Vielleicht weiß jemand von euch, ob das WinnCC direkt auch unterstützt, z. B. gibts eine CCActivateDeactive.exe oder CCStartStop.exe. Vielleicht kann man diese *.exe dazu verwenden??

Gruß
Michael


----------



## KaffeeSaufenderKamin (13 Oktober 2004)

Hallo Michael,

das geht über interne C routinen.

WinCC Explorer beenden :

ExitWinCC

WinCC Runtime beenden :

DeactivateRTProject


----------



## Anonymous (13 Oktober 2004)

*Geht auch brutaler bei WinCC V6*

Tach!

WinCC V6 kannst du auch brutal mit folgender Funktion abschießen:

einfach "Reset_WinCC.vbs" unter Start->Ausführen starten

Stammt übrigens von Siemens.

Gruß
T.


----------



## S7_Mich (13 Oktober 2004)

Hallo,

genauso was bräuchte ich für die Version 5.1. Hab aber gerade geguckt, gibt leider kein *.vbs im WinCC Verzeichnis.

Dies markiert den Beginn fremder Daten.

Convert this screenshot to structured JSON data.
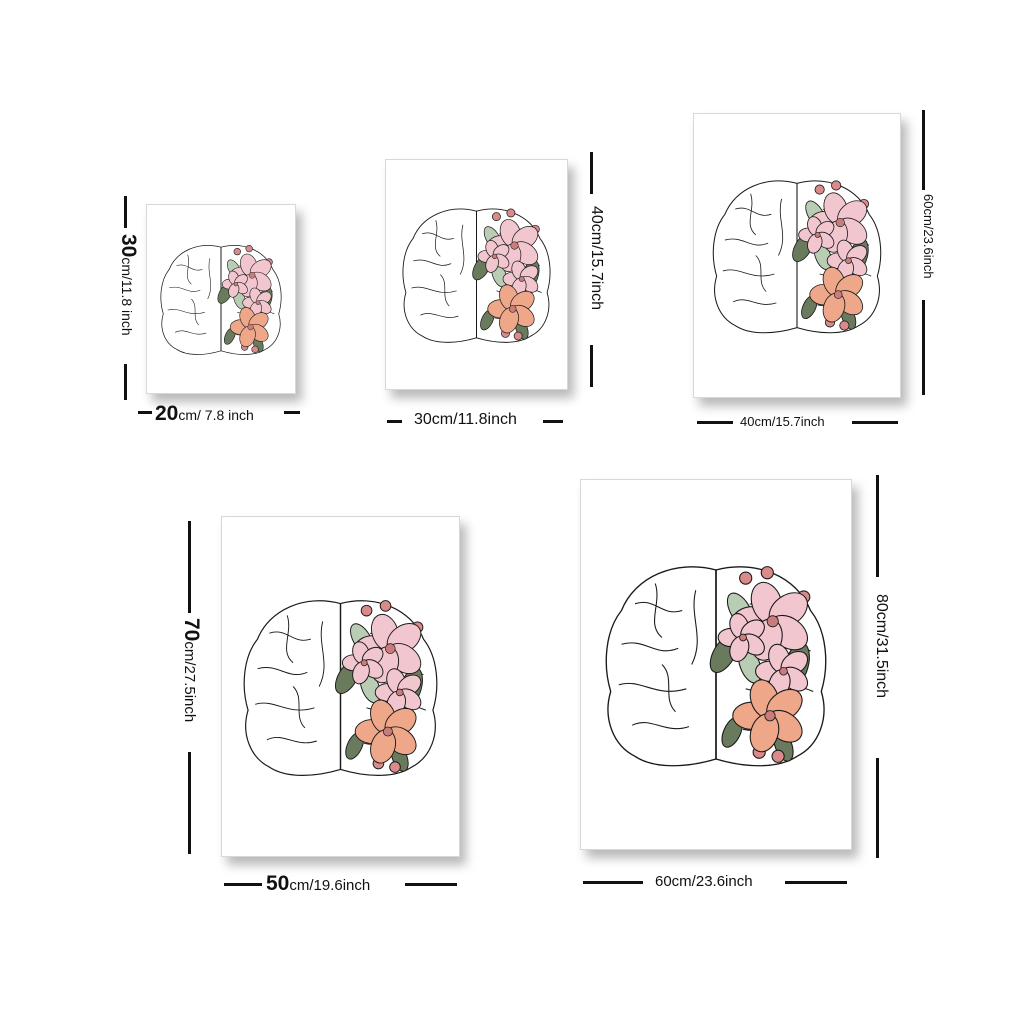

Dann ungefähr 13 Prozesse brutal von pskill beenden lassen.

Dankeschön
Gruß
Michael


----------



## S7_Mich (17 Oktober 2004)

Hallo,

ich wollte heute mal WinCC 6 SP2 installieren. Hab die ganzen Bedingungen, die die Software stellt erfüllt, also SQL-Server usw. installiert. Jedoch sagt WinCC jetzt das der Patch KB828748 fehlt. Diese befindet sich auf der Tool CD, die ich leider nicht zur Hand habe. Hab gelesen, das sich dieser Patch im Rollup Package 28 befindet. Aber anscheinend bin ich zu blöd, das Rollup von microsoft.com runterzuladen. Wenn ich KB282748 eingebe, kommt nur eine Liste, die etliche Kbs enthält, kann doch nicht sein, das ich die alle einzeln runterladen muß, oder doch?

Hat jemand von euch einen Tipp für mich?

Gruß
Michael


----------



## Kurt (17 Oktober 2004)

> *Hotfix information*
> A supported hotfix is now available from Microsoft, but it is only intended to correct the problem that is described in this article. Only apply it to systems that are experiencing this specific problem. This hotfix may receive additional testing. Therefore, if you are not severely affected by this problem, Microsoft recommends that you wait for the next Windows 2000 service pack that contains this hotfix.
> 
> To resolve this problem immediately, contact Microsoft Product Support Services to obtain the hotfix. For a complete list of Microsoft Product Support Services phone numbers and information about support costs, visit the following Microsoft Web site:
> http://support.microsoft.com/default.aspx?scid=fh;[LN];CNTACTMS



*Übersetzt:*
Gibt es nicht zum Downloaden!
Warte auf das nächste SP, oder fordere das Ding bei uns an.

kurt


----------



## S7_Mich (17 Oktober 2004)

Das versteh ich nicht, kann ich jetzt WinCC 6.0 nicht installieren, wenn ich die Tool CD nicht mehr habe???

Gruß
Michael


----------



## KaffeeSaufenderKamin (17 Oktober 2004)

E-Mail Adresse ????


----------



## S7_Mich (18 Oktober 2004)

BlackSun-Encoder@gmx.de


----------



## KaffeeSaufenderKamin (18 Oktober 2004)

Angekommen ??


----------



## S7_Mich (18 Oktober 2004)

Ja vielen Dank. Ist angekommen. Und läuft einwandfrei ;-)

Gruß und dankeschön
Michael


----------